Assim era a vida das escravas sexuais dos bordéis nazis!

O Nazismo foi sem dúvida um período turbulento, marcado por inúmeras crueldades durante o evento mais trágico do mundo, a Segunda Guerra Mundial.

Além de milhares de mortos pela Alemanha, URSS e à volta do mundo, algo que era muito triste de facto era saber que o regime nazi obrigou mulheres à prostituição em sistemas de bordéis nos campos de concentração, a fim de elevar a produtividade dos oficiais que trabalhavam no local.

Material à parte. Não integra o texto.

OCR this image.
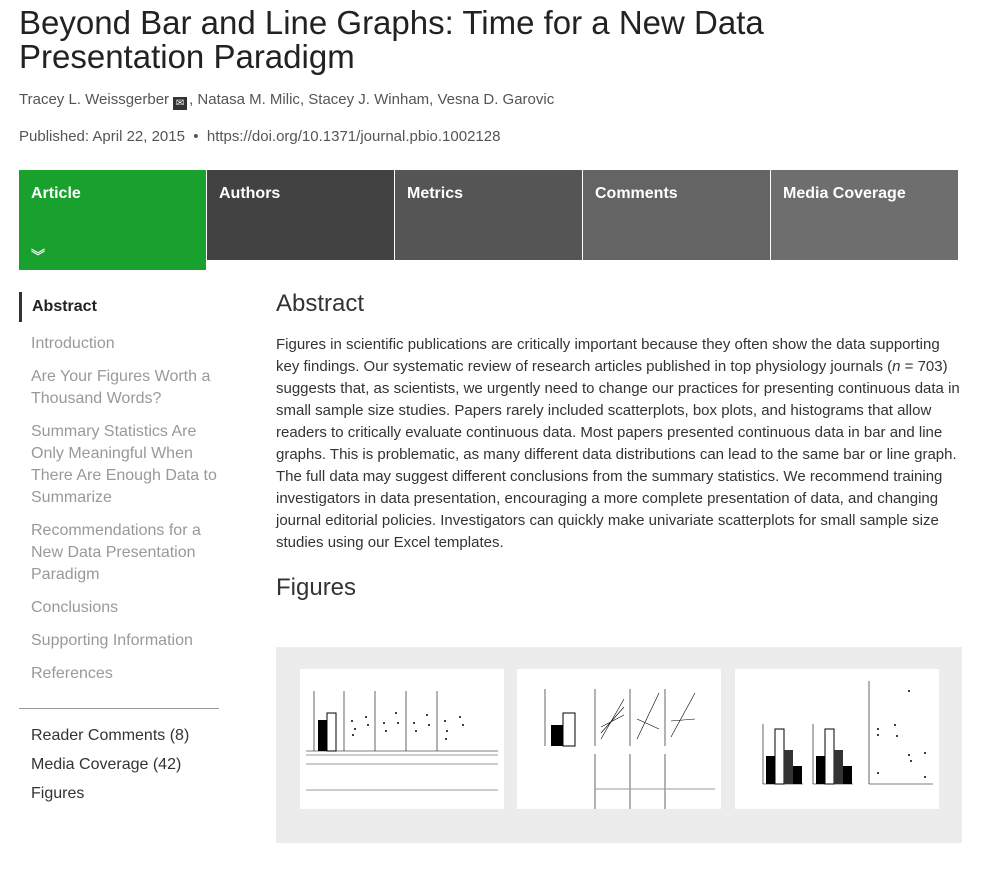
Beyond Bar and Line Graphs: Time for a New Data Presentation Paradigm
Tracey L. Weissgerber ✉ , Natasa M. Milic, Stacey J. Winham, Vesna D. Garovic
Published: April 22, 2015  •  https://doi.org/10.1371/journal.pbio.1002128
Article
︾
Authors	Metrics	Comments	Media Coverage
Abstract
Introduction
Are Your Figures Worth a Thousand Words?
Summary Statistics Are Only Meaningful When There Are Enough Data to Summarize
Recommendations for a New Data Presentation Paradigm
Conclusions
Supporting Information
References
Reader Comments (8)
Media Coverage (42)
Figures
Abstract

Figures in scientific publications are critically important because they often show the data supporting key findings. Our systematic review of research articles published in top physiology journals (n = 703) suggests that, as scientists, we urgently need to change our practices for presenting continuous data in small sample size studies. Papers rarely included scatterplots, box plots, and histograms that allow readers to critically evaluate continuous data. Most papers presented continuous data in bar and line graphs. This is problematic, as many different data distributions can lead to the same bar or line graph. The full data may suggest different conclusions from the summary statistics. We recommend training investigators in data presentation, encouraging a more complete presentation of data, and changing journal editorial policies. Investigators can quickly make univariate scatterplots for small sample size studies using our Excel templates.

Figures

Heinrich Himmler, o chefe de segurança de Adolf Hitler, acreditava na potência sexual dos homens, que iria gerar um impacto na sua produtividade. Segundo o autor Robert Sommer, autor de “Das KZ-Bordell” que fala sobre o assunto com maior detalhe, os prisioneiros podiam ter noites de prazer e inclusivé fazer o uso de cigarros.O autor passou quase 10 anos a fazer pesquisas nos mais diferentes livros, e conseguiu localizar alguns dos homens que afirmaram ter feito o uso dos bordéis. Segundo eles nas suas entrevistas, era impossível comunicar com as escravas sexuais e elas tinham diferentes nacionalidades.

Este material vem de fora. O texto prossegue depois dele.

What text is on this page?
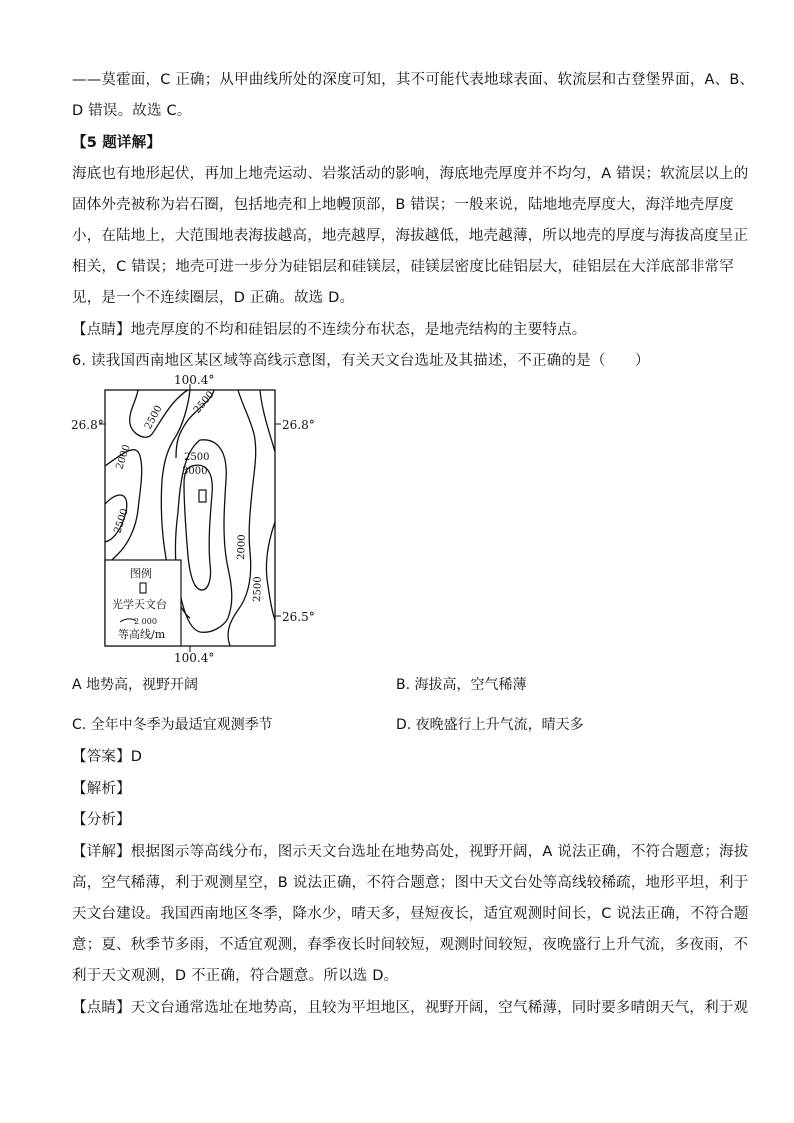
——莫霍面，C 正确；从甲曲线所处的深度可知，其不可能代表地球表面、软流层和古登堡界面，A、B、
D 错误。故选 C。
【5 题详解】
海底也有地形起伏，再加上地壳运动、岩浆活动的影响，海底地壳厚度并不均匀，A 错误；软流层以上的
固体外壳被称为岩石圈，包括地壳和上地幔顶部，B 错误；一般来说，陆地地壳厚度大，海洋地壳厚度
小，在陆地上，大范围地表海拔越高，地壳越厚，海拔越低，地壳越薄，所以地壳的厚度与海拔高度呈正
相关，C 错误；地壳可进一步分为硅铝层和硅镁层，硅镁层密度比硅铝层大，硅铝层在大洋底部非常罕
见，是一个不连续圈层，D 正确。故选 D。
【点睛】地壳厚度的不均和硅铝层的不连续分布状态，是地壳结构的主要特点。
6. 读我国西南地区某区域等高线示意图，有关天文台选址及其描述，不正确的是（　　）
100.4°
100.4°
26.8°	26.8°
26.5°
2500
2500
2000
2500
2500
3000
2000
2500
图例
光学天文台
2 000
等高线/m
A 地势高，视野开阔	B. 海拔高，空气稀薄
C. 全年中冬季为最适宜观测季节	D. 夜晚盛行上升气流，晴天多
【答案】D
【解析】
【分析】
【详解】根据图示等高线分布，图示天文台选址在地势高处，视野开阔，A 说法正确，不符合题意；海拔
高，空气稀薄，利于观测星空，B 说法正确，不符合题意；图中天文台处等高线较稀疏，地形平坦，利于
天文台建设。我国西南地区冬季，降水少，晴天多，昼短夜长，适宜观测时间长，C 说法正确，不符合题
意；夏、秋季节多雨，不适宜观测，春季夜长时间较短，观测时间较短，夜晚盛行上升气流，多夜雨，不
利于天文观测，D 不正确，符合题意。所以选 D。
【点睛】天文台通常选址在地势高，且较为平坦地区，视野开阔，空气稀薄，同时要多晴朗天气，利于观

Um dos homens, John Demjanjunk, é suspeito de ter sido guarda num campo de concentração e terá sido julgado pela acusação de ter ajudado a matar 27.900 judeus durante a guerra.

Foi em 1942 que surgiu o primeiro bordel deste tipo no campo de concentração de Mauthausen.

Em seguida, o programa foi levado a 10 outros campos, incluindo os maiores, como Buchenwald, Dachau, Ravensbrueck, Sachsenhausen e o famoso campo de Auschwitz.Sobre as mulheres, havia cidadãs de todas as nacionalidades: alemã (na sua maior parte), ucraniana, polaca e holandesa, incluindo prisioneiras políticas e mulheres rotuladas pelos nazis como “antissociais”, além de como mendigas, desempregadas ou alcoólicas.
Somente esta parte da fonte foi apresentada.